Why the Treaty bill breaches Act’s own principles

It’s 21 years since American novelist Toni Morrison won the Nobel Prize for Literature and almost 50 years since she told an audience in Portland, Oregon: “The function, the very serious function of racism is distraction. It keeps you from doing your work. It keeps you explaining, over and over again, your reason for being.”

That’s what David Seymour’s Treaty Principles Bill is doing right now and will continue doing for at least the next six months.

How does that bill sit with the Act Party, whose founding principles include respect for contract law, property law and the rule of law in general?

Act Party leader David Seymour. Photo / Ben Dickens
Act Party leader David Seymour. Photo / Ben Dickens

The scope of the Treaty of Waitangi is far grander than its narrow legal status. But as has been noted by more than 40 king’s counsels and former Prime Minister Dame Jenny Shipley, Act’s bill fails on basic legal grounds just as much as it does on harder-to-define cultural and social ones.

The fact is, the Treaty is a contract. It explicitly recognises property rights.

It’s true Māori and Pākehā had different understandings of what “property” meant in 1840. But in relation to Seymour’s bill, that’s neither here nor there. In this contract, the Crown committed to upholding what it understood to be the property rights of Māori.

That is not in dispute.

Now, Act wants the Crown to walk away from its commitment.

If this was a good-faith debate about a problem with the contract, as Act claims, we wouldn’t be going about it like this. The process would start with good-faith dialogue between the descendants of the Treaty signatories. That’s the Crown on one side and iwi and hapu on the other.

If the issue really was how to build a cohesive society by safeguarding the democratic rights of all citizens, as Act claims, the same would apply.

But Act didn’t do that. Instead, it wants one party to the contract – the Crown – to rewrite the deal to suit itself.

In practice, this is what Sir George Grey did. He secured more land for settlers by ignoring the understanding of the Treaty that had prevailed on both sides when it was signed. That caused the wars of the 1860s and eventually led to the long, ongoing process of redress we now know as the work of the Waitangi Tribunal.

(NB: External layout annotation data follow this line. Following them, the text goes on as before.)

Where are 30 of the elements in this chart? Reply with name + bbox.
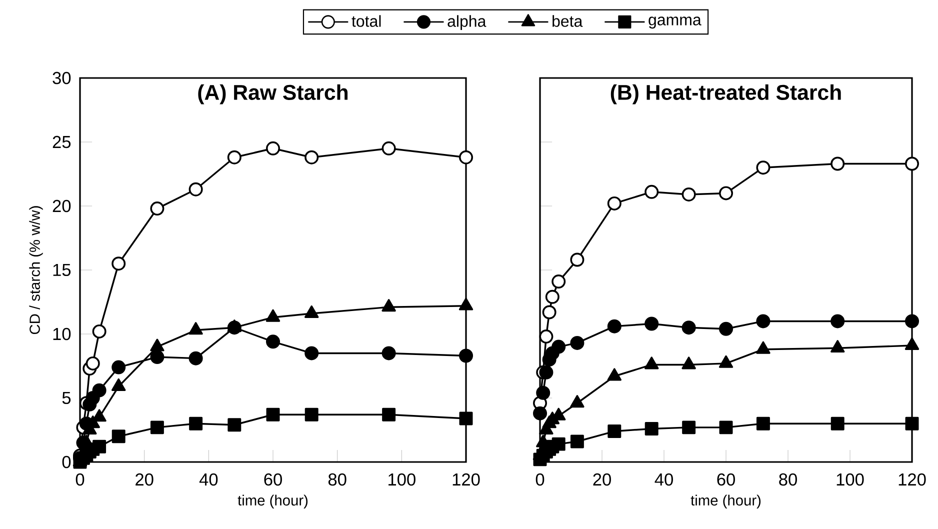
y-tick-label: 5: [62, 392, 71, 404]
y-tick-label: 20: [52, 200, 71, 212]
legend-label: gamma: [648, 16, 702, 29]
x-tick-label: 0: [76, 473, 84, 486]
x-tick-label: 100: [836, 473, 864, 486]
x-tick-label: 120: [898, 473, 926, 486]
chart-title: (B) Heat-treated Starch: [610, 84, 841, 104]
x-tick-label: 80: [779, 473, 797, 486]
x-tick-label: 40: [199, 473, 218, 486]
x-tick-label: 20: [593, 473, 611, 486]
chart-title: (A) Raw Starch: [198, 84, 348, 104]
x-tick-label: 120: [452, 473, 480, 486]
y-tick-label: 0: [62, 456, 71, 468]
y-tick-label: 15: [53, 264, 71, 276]
y-tick-label: 10: [53, 328, 71, 340]
x-tick-label: 20: [136, 473, 154, 486]
legend-label: beta: [552, 15, 583, 27]
x-tick-label: 100: [388, 473, 416, 486]
x-tick-label: 60: [717, 473, 735, 486]
y-axis-title: CD / starch (% w/w): [29, 206, 43, 334]
x-axis-title: time (hour): [690, 494, 761, 508]
x-tick-label: 0: [536, 473, 544, 486]
x-tick-label: 40: [654, 473, 673, 486]
legend-label: alpha: [448, 15, 486, 30]
y-tick-label: 30: [52, 72, 71, 84]
x-tick-label: 80: [328, 473, 346, 486]
legend-label: total: [352, 15, 381, 27]
x-axis-title: time (hour): [238, 494, 308, 508]
x-tick-label: 60: [264, 473, 282, 486]
y-tick-label: 25: [52, 136, 71, 148]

Why is the Act Party set on a course that ignores contract law and property rights?

Because it doesn’t really care about property rights? I bet it does.

Or because it doesn’t care about the property rights of iwi and hapū? So much for the “one law for all” principle it pretends to be upholding with its Treaty bill.

Why is it doing this? Because during the six months of select committee hearings, Seymour will be able to tour the country building his party base among everyone who thinks Māori have been allowed to “get away with too much”.

As for Christopher Luxon, how is it that the coalition agreement is an inviolable contract, but the Treaty of Waitangi is not? He’s a fool for getting the country into this mess.

What should he do now? Enable six months of chaos, or pull the plug: honour this commitment, or that one? Either option will cause an uproar.

The best thing is to do the right thing. Over time, it will become the only defensible position and it’s also, plainly, in the best interests of the country. There’s a principle to stand solid on.

Meanwhile, the distraction of racism. There’s so much work to do, in economic development, healthcare, housing, education, workers’ rights, the environment, welfare support, making the culture bloom, building the community that can sustain it all. So many people are hard at work doing all that. And this distraction undermines it all.

Which, as Toni Morrison said, is the point.